Ending the war without an agreement is more costly than resuming the fighting. Trump and Netanyahu face crucial elections. The Democrats will show no mercy to Trump and his party in the midterm congressional elections. Their campaigns will strike at the heart of the victory narrative that the Republicans promote daily. The war has exceeded its stated costs, according to the Democrats, and the fate of Iran's nuclear program remains uncertain. The Supreme Leader's regime has returned, embodied by his son, even more extreme and aggressive. Gulf allies have been disappointed by their American ally and have paid a heavy price for a war in which they did not participate. Ending the war without an agreement means the Strait of Hormuz will remain closed to international shipping, consolidating Iran's control over the strait and subjecting the world to the new reality.
Netanyahu will not dare declare victory in the elections. Iran has held firm, and its missiles are still capable of striking Tel Aviv. The Revolutionary Guard will not forgive Netanyahu and Israel for the assassination of the Supreme Leader; it will pursue them relentlessly. Hezbollah has regained its presence on the northern front and is now more capable of harming Israel. Lebanon has lost 5% of its territory, and destruction has befallen the south and the southern suburbs of Beirut, but Hezbollah is indifferent to Lebanon's fate.
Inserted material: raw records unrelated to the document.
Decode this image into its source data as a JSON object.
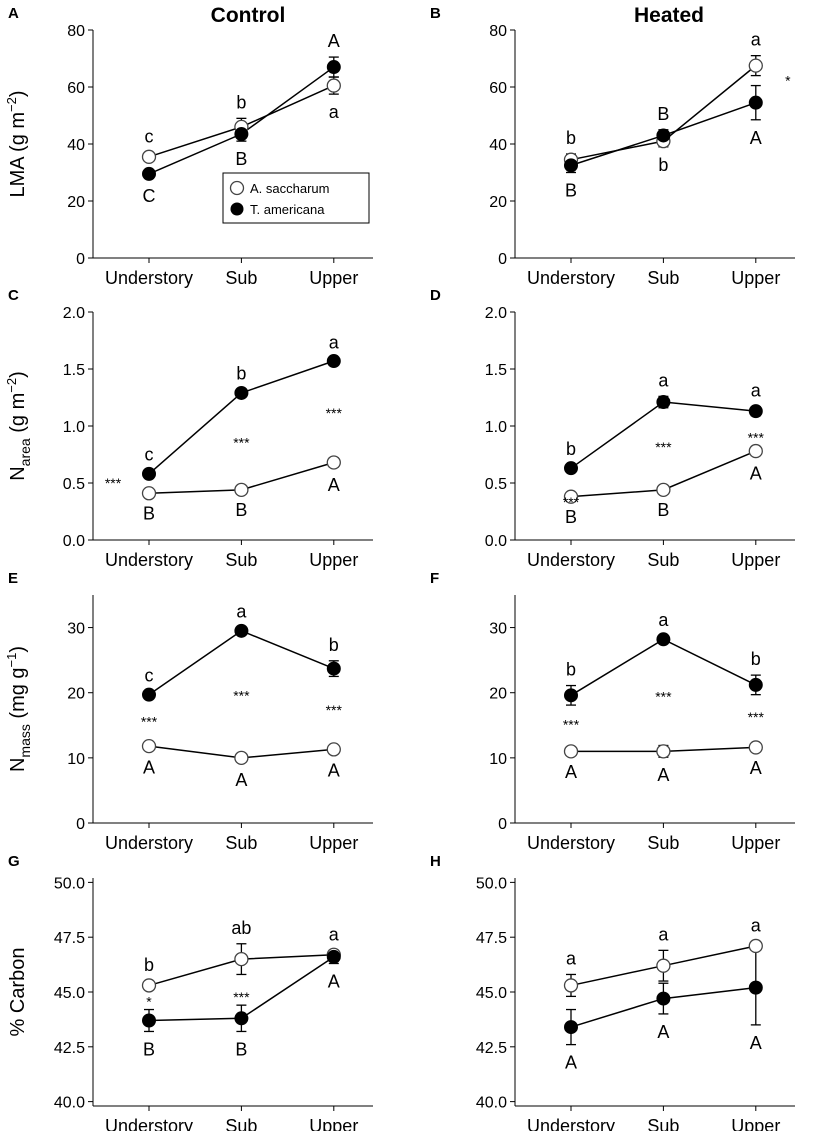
{
  "columns": [
    "Control",
    "Heated"
  ],
  "legend": {
    "series": [
      "A. saccharum",
      "T. americana"
    ]
  },
  "row_ylabels": [
    {
      "text": "LMA (g m",
      "sup": "−2",
      "tail": ")"
    },
    {
      "text": "N",
      "sub": "area",
      "tail": " (g m",
      "sup": "−2",
      "tail2": ")"
    },
    {
      "text": "N",
      "sub": "mass",
      "tail": " (mg g",
      "sup": "−1",
      "tail2": ")"
    },
    {
      "text": "% Carbon"
    }
  ],
  "chart_data": [
    {
      "panel": "A",
      "type": "line",
      "column": "Control",
      "categories": [
        "Understory",
        "Sub",
        "Upper"
      ],
      "ylim": [
        0,
        80
      ],
      "yticks": [
        0,
        20,
        40,
        60,
        80
      ],
      "ylabel": "LMA (g m−2)",
      "series": [
        {
          "name": "A. saccharum",
          "marker": "open",
          "values": [
            35.5,
            46,
            60.5
          ],
          "err": [
            1.5,
            3,
            3
          ],
          "letters": [
            "c",
            "b",
            "a"
          ]
        },
        {
          "name": "T. americana",
          "marker": "filled",
          "values": [
            29.5,
            43.5,
            67
          ],
          "err": [
            1.5,
            2.5,
            3.5
          ],
          "letters": [
            "C",
            "B",
            "A"
          ]
        }
      ],
      "stars": [
        "",
        "",
        ""
      ]
    },
    {
      "panel": "B",
      "type": "line",
      "column": "Heated",
      "categories": [
        "Understory",
        "Sub",
        "Upper"
      ],
      "ylim": [
        0,
        80
      ],
      "yticks": [
        0,
        20,
        40,
        60,
        80
      ],
      "ylabel": "LMA (g m−2)",
      "series": [
        {
          "name": "A. saccharum",
          "marker": "open",
          "values": [
            34.5,
            41,
            67.5
          ],
          "err": [
            2,
            2,
            3.5
          ],
          "letters": [
            "b",
            "b",
            "a"
          ]
        },
        {
          "name": "T. americana",
          "marker": "filled",
          "values": [
            32.5,
            43,
            54.5
          ],
          "err": [
            2.5,
            2,
            6
          ],
          "letters": [
            "B",
            "B",
            "A"
          ]
        }
      ],
      "stars": [
        "",
        "",
        "*"
      ]
    },
    {
      "panel": "C",
      "type": "line",
      "column": "Control",
      "categories": [
        "Understory",
        "Sub",
        "Upper"
      ],
      "ylim": [
        0,
        2
      ],
      "yticks": [
        0.0,
        0.5,
        1.0,
        1.5,
        2.0
      ],
      "ylabel": "Narea (g m−2)",
      "series": [
        {
          "name": "A. saccharum",
          "marker": "open",
          "values": [
            0.41,
            0.44,
            0.68
          ],
          "err": [
            0.02,
            0.02,
            0.04
          ],
          "letters": [
            "B",
            "B",
            "A"
          ]
        },
        {
          "name": "T. americana",
          "marker": "filled",
          "values": [
            0.58,
            1.29,
            1.57
          ],
          "err": [
            0.03,
            0.03,
            0.02
          ],
          "letters": [
            "c",
            "b",
            "a"
          ]
        }
      ],
      "stars": [
        "***",
        "***",
        "***"
      ]
    },
    {
      "panel": "D",
      "type": "line",
      "column": "Heated",
      "categories": [
        "Understory",
        "Sub",
        "Upper"
      ],
      "ylim": [
        0,
        2
      ],
      "yticks": [
        0.0,
        0.5,
        1.0,
        1.5,
        2.0
      ],
      "ylabel": "Narea (g m−2)",
      "series": [
        {
          "name": "A. saccharum",
          "marker": "open",
          "values": [
            0.38,
            0.44,
            0.78
          ],
          "err": [
            0.02,
            0.02,
            0.04
          ],
          "letters": [
            "B",
            "B",
            "A"
          ]
        },
        {
          "name": "T. americana",
          "marker": "filled",
          "values": [
            0.63,
            1.21,
            1.13
          ],
          "err": [
            0.03,
            0.05,
            0.04
          ],
          "letters": [
            "b",
            "a",
            "a"
          ]
        }
      ],
      "stars": [
        "***",
        "***",
        "***"
      ]
    },
    {
      "panel": "E",
      "type": "line",
      "column": "Control",
      "categories": [
        "Understory",
        "Sub",
        "Upper"
      ],
      "ylim": [
        0,
        35
      ],
      "yticks": [
        0,
        10,
        20,
        30
      ],
      "ylabel": "Nmass (mg g−1)",
      "series": [
        {
          "name": "A. saccharum",
          "marker": "open",
          "values": [
            11.8,
            10,
            11.3
          ],
          "err": [
            0.5,
            0.6,
            0.5
          ],
          "letters": [
            "A",
            "A",
            "A"
          ]
        },
        {
          "name": "T. americana",
          "marker": "filled",
          "values": [
            19.7,
            29.5,
            23.7
          ],
          "err": [
            0.5,
            0.5,
            1.2
          ],
          "letters": [
            "c",
            "a",
            "b"
          ]
        }
      ],
      "stars": [
        "***",
        "***",
        "***"
      ]
    },
    {
      "panel": "F",
      "type": "line",
      "column": "Heated",
      "categories": [
        "Understory",
        "Sub",
        "Upper"
      ],
      "ylim": [
        0,
        35
      ],
      "yticks": [
        0,
        10,
        20,
        30
      ],
      "ylabel": "Nmass (mg g−1)",
      "series": [
        {
          "name": "A. saccharum",
          "marker": "open",
          "values": [
            11,
            11,
            11.6
          ],
          "err": [
            0.4,
            0.9,
            0.4
          ],
          "letters": [
            "A",
            "A",
            "A"
          ]
        },
        {
          "name": "T. americana",
          "marker": "filled",
          "values": [
            19.6,
            28.2,
            21.2
          ],
          "err": [
            1.5,
            0.5,
            1.5
          ],
          "letters": [
            "b",
            "a",
            "b"
          ]
        }
      ],
      "stars": [
        "***",
        "***",
        "***"
      ]
    },
    {
      "panel": "G",
      "type": "line",
      "column": "Control",
      "categories": [
        "Understory",
        "Sub",
        "Upper"
      ],
      "ylim": [
        39.8,
        50.2
      ],
      "yticks": [
        40.0,
        42.5,
        45.0,
        47.5,
        50.0
      ],
      "ylabel": "% Carbon",
      "series": [
        {
          "name": "A. saccharum",
          "marker": "open",
          "values": [
            45.3,
            46.5,
            46.7
          ],
          "err": [
            0.2,
            0.7,
            0.2
          ],
          "letters": [
            "b",
            "ab",
            "a"
          ]
        },
        {
          "name": "T. americana",
          "marker": "filled",
          "values": [
            43.7,
            43.8,
            46.6
          ],
          "err": [
            0.5,
            0.6,
            0.3
          ],
          "letters": [
            "B",
            "B",
            "A"
          ]
        }
      ],
      "stars": [
        "*",
        "***",
        ""
      ]
    },
    {
      "panel": "H",
      "type": "line",
      "column": "Heated",
      "categories": [
        "Understory",
        "Sub",
        "Upper"
      ],
      "ylim": [
        39.8,
        50.2
      ],
      "yticks": [
        40.0,
        42.5,
        45.0,
        47.5,
        50.0
      ],
      "ylabel": "% Carbon",
      "series": [
        {
          "name": "A. saccharum",
          "marker": "open",
          "values": [
            45.3,
            46.2,
            47.1
          ],
          "err": [
            0.5,
            0.7,
            0.2
          ],
          "letters": [
            "a",
            "a",
            "a"
          ]
        },
        {
          "name": "T. americana",
          "marker": "filled",
          "values": [
            43.4,
            44.7,
            45.2
          ],
          "err": [
            0.8,
            0.7,
            1.7
          ],
          "letters": [
            "A",
            "A",
            "A"
          ]
        }
      ],
      "stars": [
        "",
        "",
        ""
      ]
    }
  ]
}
Israel's superior capabilities have thus far failed to stop the Iranian drones that strike its military units daily. Hezbollah will only be removed from the equation through a civil war, according to a segment of the Lebanese population today.
An endless conflict means a crippling economic blockade of Iran, exacerbated by the continued siege of Tehran's ports on the Gulf. This has led to a devastating crisis in the oil fields and a near-total inability to meet the most basic needs of the Iranian people. The Revolutionary Guard cannot maintain its grip on the levers of power in a shattered economy and with such a severe shortage of funds. The destruction of infrastructure, both military and civilian, will require tens of billions of dollars for repair and reconstruction.
The war united Iranians against their aggressors, but a ceasefire without an agreement offers no hope for the future and will likely spark widespread street protests. Like Americans, Iranians will hold their leadership accountable for the war's outcome. Resilience alone cannot justify the destruction, the blockade, and the human cost. Victory is meaningless if economic sanctions are not lifted and the country does not chart a new course for the future, one distinct from the path forged by decades of conflict with the world and its neighbors.
This war, unlike all wars in history, has a costly end for all parties involved, and resuming it would be a massacre for them. Leaving it as an open-ended conflict with no end in sight is a net loss, not only for the combatants, but for the whole world, which stood helpless before it and paid the price from its own pocket.